Looking Ahead: Three Possible Scenarios
Optimistic: Government moves quickly on regulations. Major energy giants rapidly stand up professional armed units, integrate them with national air defense, and start downing drones within months. Damage drops sharply.
Realistic: Bureaucratic delays slow rollout. Only the largest players — Rosneft, Gazprom, Transneft — build effective units first. Others lag but eventually follow.
Pessimistic: Statements remain statements. New attacks produce new fires and new excuses.
I bet on the first path.
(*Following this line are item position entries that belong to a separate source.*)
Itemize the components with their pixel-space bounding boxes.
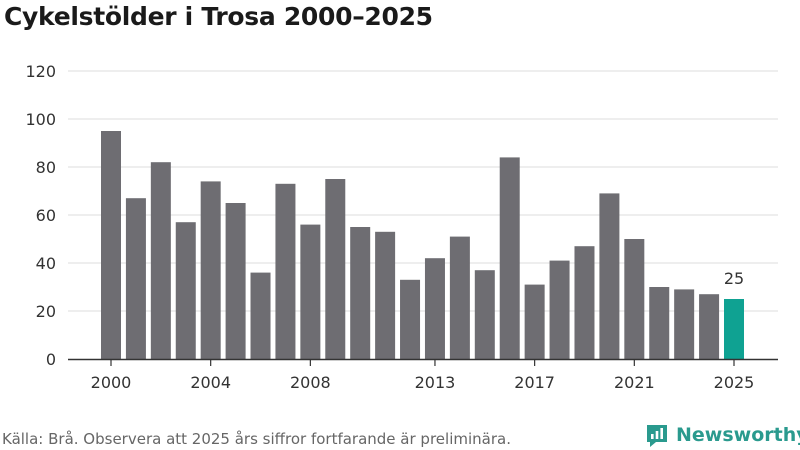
bar-2010 bbox=[350, 227, 371, 359]
y-axis-tick-labels: 0 20 40 60 80 100 120 bbox=[25, 62, 56, 369]
bar-2020 bbox=[599, 193, 620, 359]
bar-2005 bbox=[225, 203, 246, 359]
source-note: Källa: Brå. Observera att 2025 års siffr… bbox=[2, 430, 511, 448]
bar-2008 bbox=[300, 224, 321, 359]
bar-2024 bbox=[699, 294, 720, 359]
x-axis-ticks bbox=[110, 359, 735, 366]
x-tick-label: 2008 bbox=[290, 373, 331, 392]
y-tick-label: 80 bbox=[36, 158, 56, 177]
highlight-data-label: 25 bbox=[724, 269, 744, 288]
bar-2003 bbox=[175, 222, 196, 359]
x-tick-label: 2004 bbox=[190, 373, 231, 392]
newsworthy-brand[interactable]: Newsworthy bbox=[644, 421, 800, 449]
x-tick-label: 2017 bbox=[514, 373, 555, 392]
x-tick-label: 2013 bbox=[415, 373, 456, 392]
bar-2016 bbox=[499, 157, 520, 359]
bar-2021 bbox=[624, 239, 645, 359]
bar-2011 bbox=[375, 231, 396, 359]
x-tick-label: 2021 bbox=[614, 373, 655, 392]
y-tick-label: 0 bbox=[46, 350, 56, 369]
bar-2007 bbox=[275, 183, 296, 359]
bar-2022 bbox=[649, 287, 670, 359]
bars bbox=[101, 131, 744, 359]
bar-2014 bbox=[449, 236, 470, 359]
bar-2018 bbox=[549, 260, 570, 359]
bar-2025 bbox=[724, 299, 744, 359]
bar-2015 bbox=[474, 270, 495, 359]
y-tick-label: 120 bbox=[25, 62, 56, 81]
bar-2006 bbox=[250, 272, 271, 359]
bar-2013 bbox=[424, 258, 445, 359]
bar-2019 bbox=[574, 246, 595, 359]
x-tick-label: 2000 bbox=[91, 373, 132, 392]
y-tick-label: 20 bbox=[36, 302, 56, 321]
bar-2004 bbox=[200, 181, 221, 359]
newsworthy-logo-icon bbox=[647, 425, 667, 447]
brand-name: Newsworthy bbox=[676, 424, 800, 446]
x-tick-label: 2025 bbox=[714, 373, 755, 392]
bar-chart: 0 20 40 60 80 100 120 2000 2004 2008 2013 2017 2021… bbox=[25, 62, 778, 392]
bar-2002 bbox=[150, 162, 171, 359]
bar-2009 bbox=[325, 179, 346, 359]
gridlines bbox=[68, 70, 778, 312]
bar-2023 bbox=[674, 289, 695, 359]
bar-2012 bbox=[400, 279, 421, 359]
y-tick-label: 60 bbox=[36, 206, 56, 225]
y-tick-label: 100 bbox=[25, 110, 56, 129]
x-axis-tick-labels: 2000 2004 2008 2013 2017 2021 2025 bbox=[91, 373, 755, 392]
bar-2001 bbox=[125, 198, 146, 359]
bar-2017 bbox=[524, 284, 545, 359]
bar-2000 bbox=[101, 131, 121, 359]
chart-title: Cykelstölder i Trosa 2000–2025 bbox=[4, 2, 433, 31]
y-tick-label: 40 bbox=[36, 254, 56, 273]
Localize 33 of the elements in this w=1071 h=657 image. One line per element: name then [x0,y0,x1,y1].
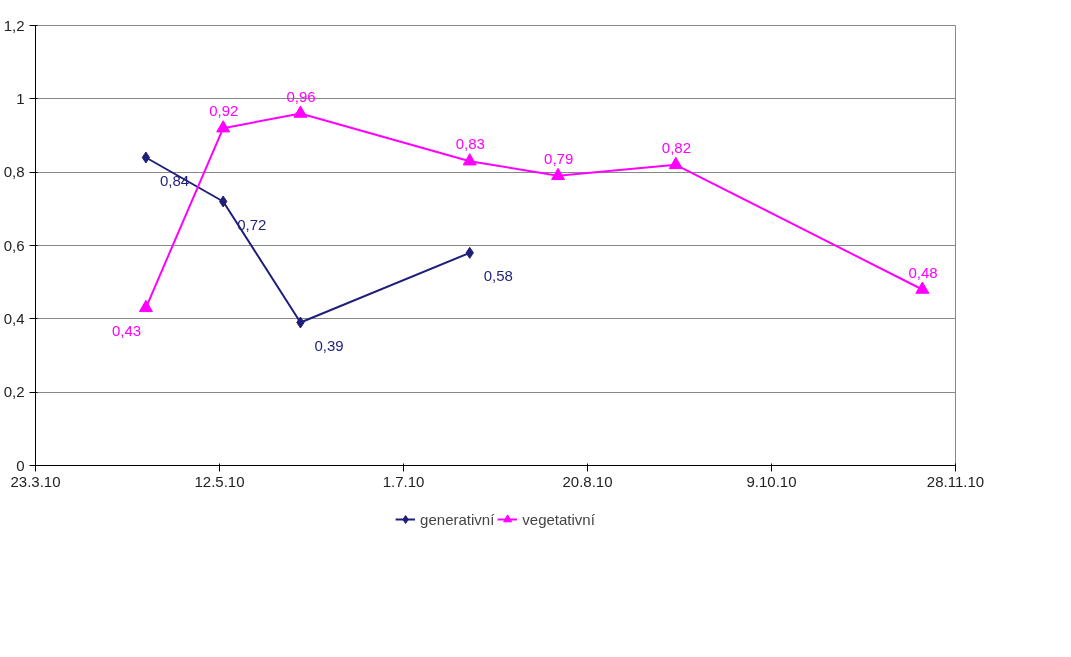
point [138,299,153,313]
y-tick-label: 0 [16,456,25,474]
data-label: 0,82 [661,138,692,156]
legend-label: generativní [420,510,495,528]
point [141,151,151,164]
point [551,167,566,181]
y-tick-label: 0,6 [3,236,25,254]
legend-label: vegetativní [522,510,595,528]
data-label: 0,39 [314,336,344,354]
point [668,156,683,170]
x-tick-label: 28.11.10 [926,472,985,490]
y-tick-label: 1,2 [3,16,25,34]
data-label: 0,92 [209,102,239,120]
y-tick-label: 0,4 [3,309,25,327]
data-label: 0,96 [286,87,316,105]
x-tick-label: 23.3.10 [10,472,61,490]
x-tick-label: 20.8.10 [562,472,613,490]
x-tick-label: 9.10.10 [746,472,797,490]
point [915,281,930,294]
data-label: 0,43 [111,321,142,339]
y-tick-label: 0,8 [3,163,25,181]
data-label: 0,83 [455,135,485,153]
point [216,120,231,133]
y-tick-label: 1 [16,89,25,107]
data-label: 0,84 [159,171,190,189]
x-tick-label: 12.5.10 [194,472,245,490]
data-label: 0,79 [544,149,574,167]
x-tick-label: 1.7.10 [382,472,425,490]
point [462,153,477,166]
point [293,105,308,118]
data-label: 0,58 [483,266,513,284]
data-label: 0,48 [908,263,938,281]
y-tick-label: 0,2 [3,383,25,401]
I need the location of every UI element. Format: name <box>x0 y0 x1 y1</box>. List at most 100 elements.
Money and survival are powerful motivators.
This Is Not the Weakening of the State — It Is Its Evolution
Talk of "privatizing defense" will spark controversy. Some will call it weakness. I call it strength. When the system admits the threat is total, the response must be total too. Every factory becomes a fortress. Every CEO — its commander.
Business can no longer be just a taxpayer. It must become part of the shield — armed, responsible, and fully aware that its pipelines, tanks, and terminals are now front lines.
Tuapse is not the end. It is the beginning of a new era where enterprise self-defense stops being a slogan and becomes harsh necessity.
The time to act is now — before the next refinery lights up the sky.